Gli agenti della Polizia di Stato hanno recuperato, durante la perquisizione un dose di cocaina e una di eroina, il materiale per il confezionamento e oltre 500 euro in contanti, probabile provento dell’attività illecita
Operazione “Alto Impatto” della Polizia di Stato nel quartiere Tamburi di Taranto. Gli agenti hanno arrestato un uomo di 31 anni, ritenuto responsabile di detenzione di sostanze stupefacenti ai fini di spaccio, e denunciato in stato di libertà un pregiudicato di 65 anni per evasione dagli arresti domiciliari.
L’intervento è stato condotto dalla Squadra Mobile, con il supporto del Commissariato Borgo, del Reparto Prevenzione Crimine di Lecce e delle unità cinofile di Bari e Brindisi, in via Machiavelli, area già in passato teatro di gravi episodi criminosi. Le attenzioni degli investigatori si sono concentrate su un appartamento al piano terra di una delle palazzine del complesso, dove sarebbero stati raccolti elementi indicativi dell’esistenza di una fiorente piazza di spaccio, gestita dal 31enne, noto alle forze dell’ordine per precedenti specifici in materia di droga.

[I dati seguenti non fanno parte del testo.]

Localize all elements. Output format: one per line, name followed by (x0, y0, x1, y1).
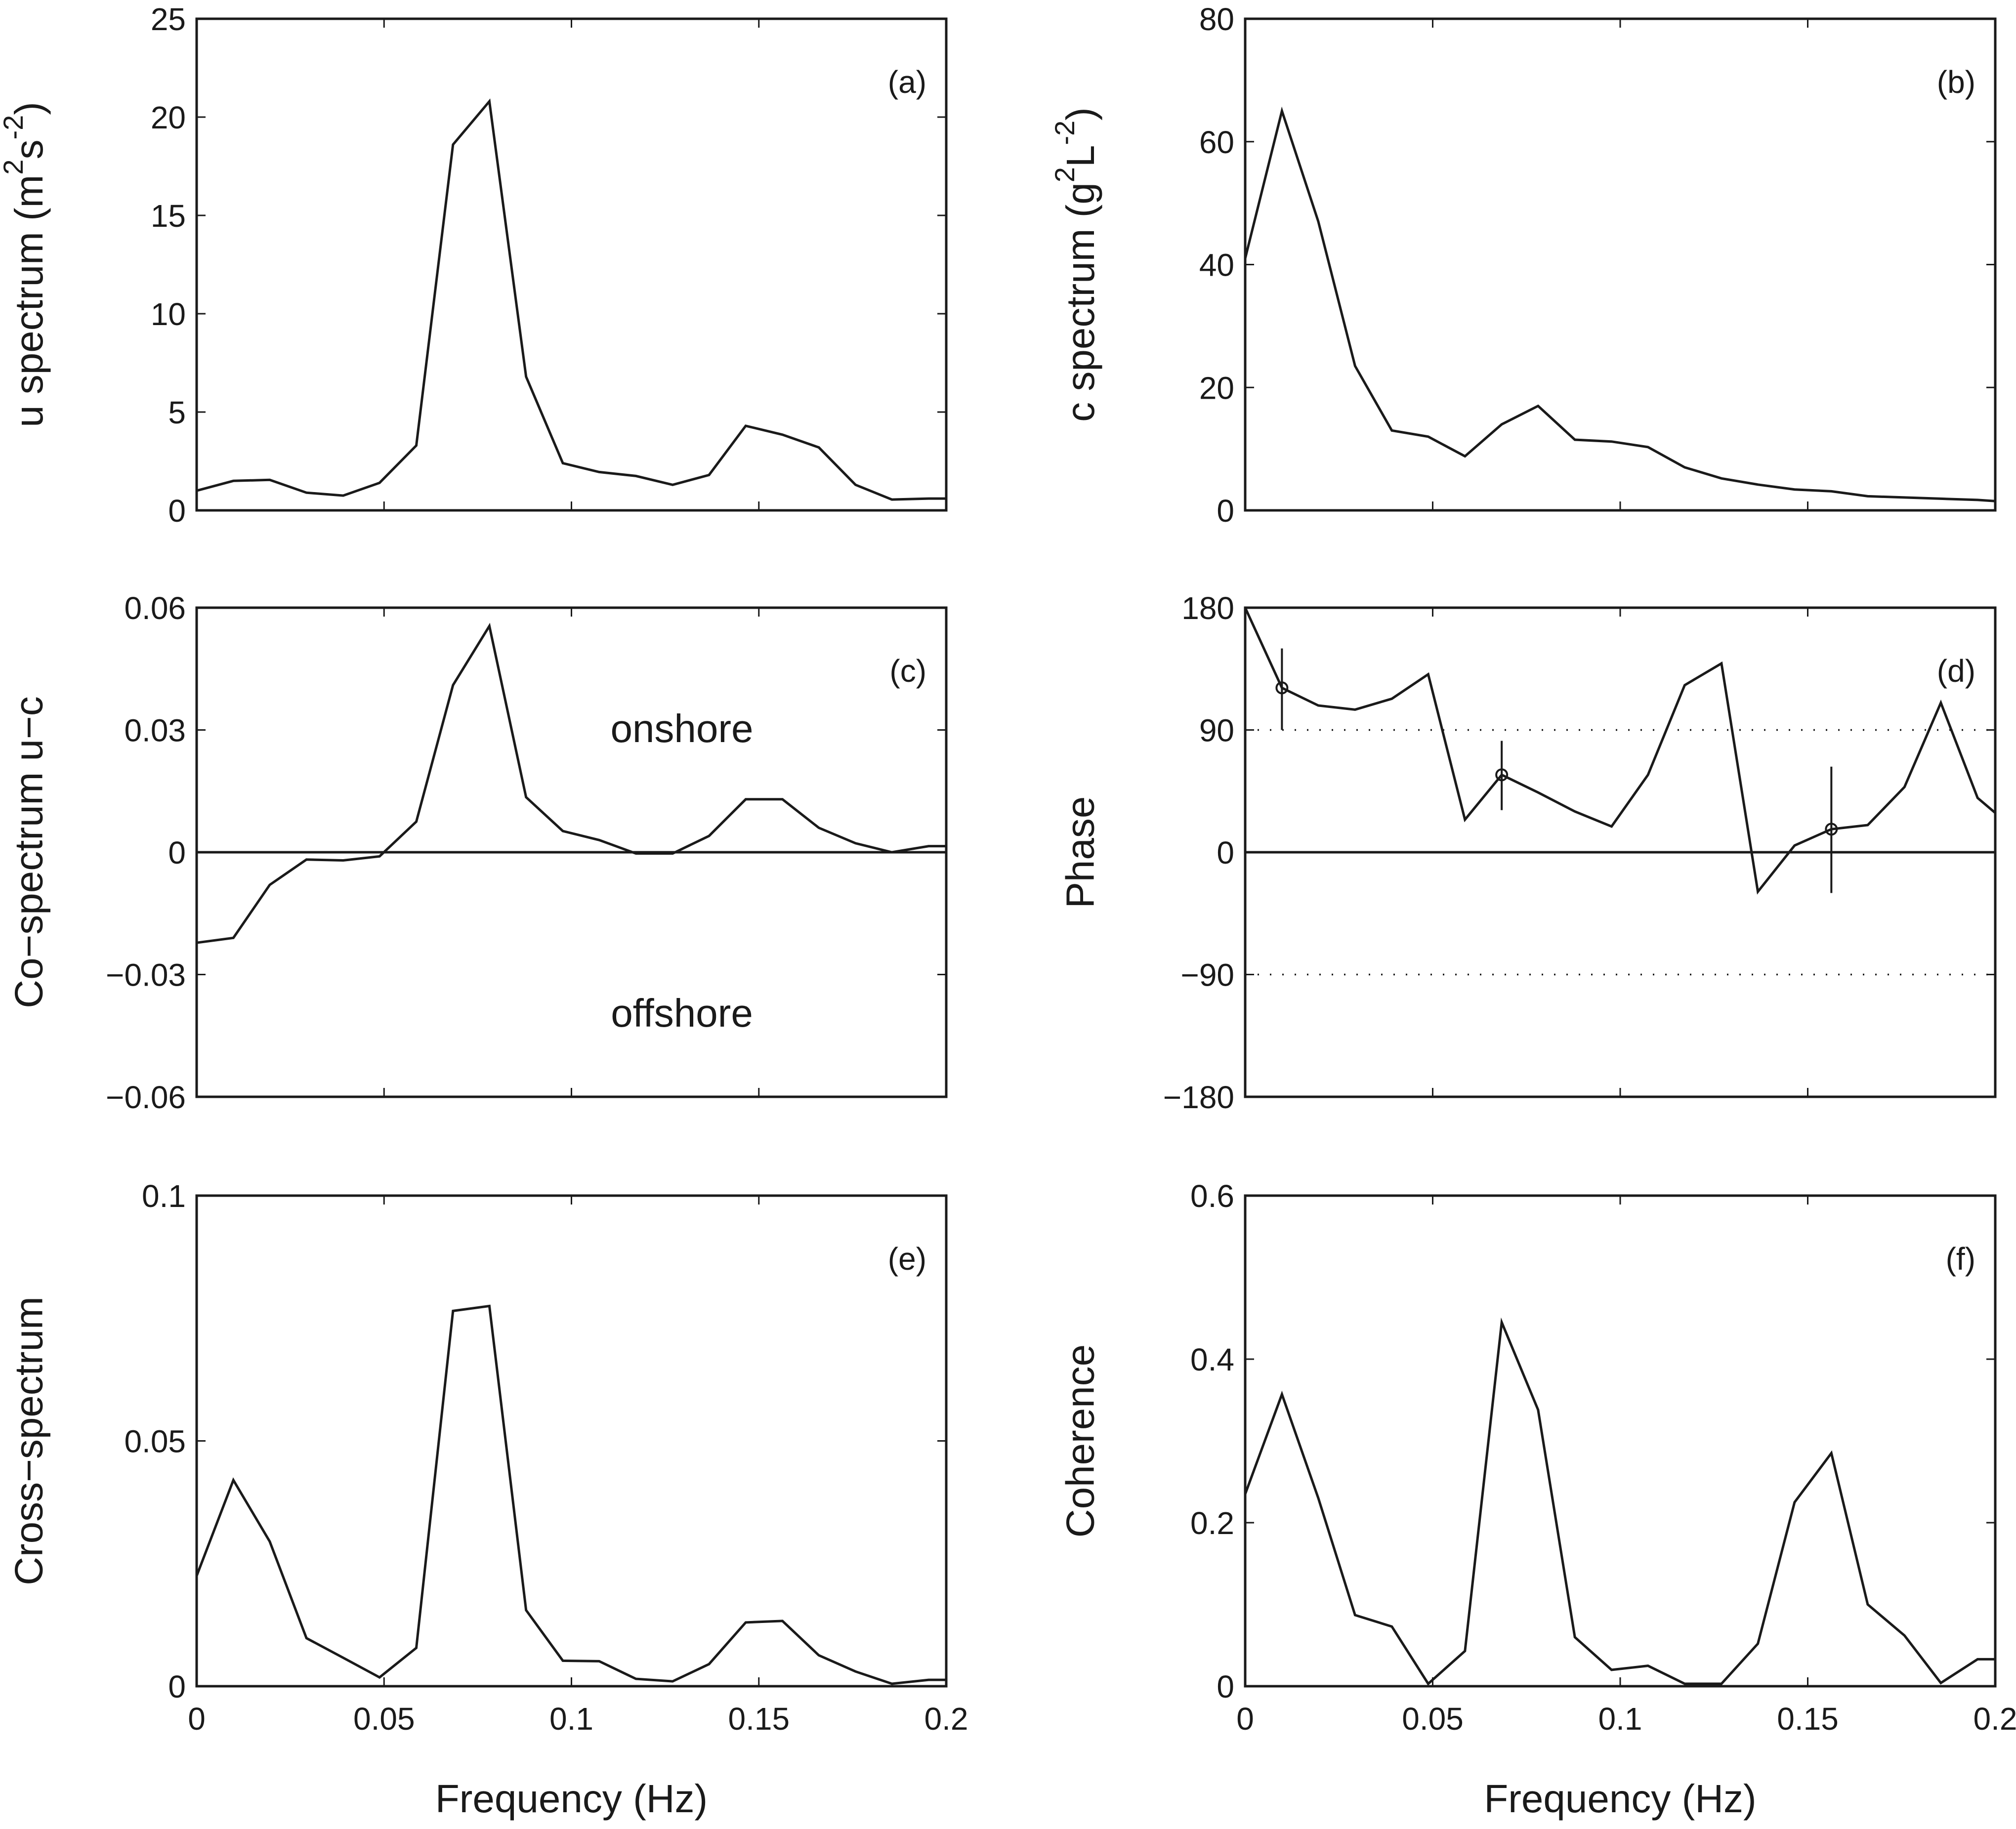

All’arrivo dei poliziotti, l’uomo si è rifiutato a lungo di aprire la porta, protetta da inferriate e da una porta blindata. Una resistenza durata circa mezz’ora, durante la quale l’indagato avrebbe avuto il tempo di disfarsi di parte della droga, verosimilmente gettandola nello scarico del bagno.
Una volta entrati nell’abitazione, gli agenti hanno trovato un salone spoglio, arredato con pochi mobili, ma dotato di un sofisticato sistema di videosorveglianza: otto telecamere, collegate a un grande monitor, permettevano di controllare l’intero perimetro del comprensorio. Il server dell’impianto era nascosto nel controsoffitto.
La perquisizione, effettuata con l’ausilio delle unità cinofile, ha consentito di rinvenire una dose di cocaina e una di eroina, oltre a materiale per il confezionamento delle sostanze e a oltre 500 euro in contanti, in banconote di piccolo taglio, ritenuti provento dell’attività di spaccio.
Gli accertamenti hanno inoltre evidenziato un allaccio abusivo alla rete elettrica: nonostante il contatore fosse disattivato, l’impianto risultava alimentato tramite un bypass collegato direttamente alla linea, scoperto con l’intervento del personale di Enel Distribuzione. Al termine delle formalità di rito, il 31enne è stato arrestato e condotto presso la casa circondariale di Taranto, a disposizione dell’Autorità giudiziaria.
Nel corso dell’operazione, i poliziotti hanno anche notato un uomo di 65 anni, pluripregiudicato e sottoposto agli arresti domiciliari nello stesso stabile, che alla vista degli agenti ha tentato di rientrare nel proprio appartamento. Identificato, è stato denunciato in stato di libertà per evasione.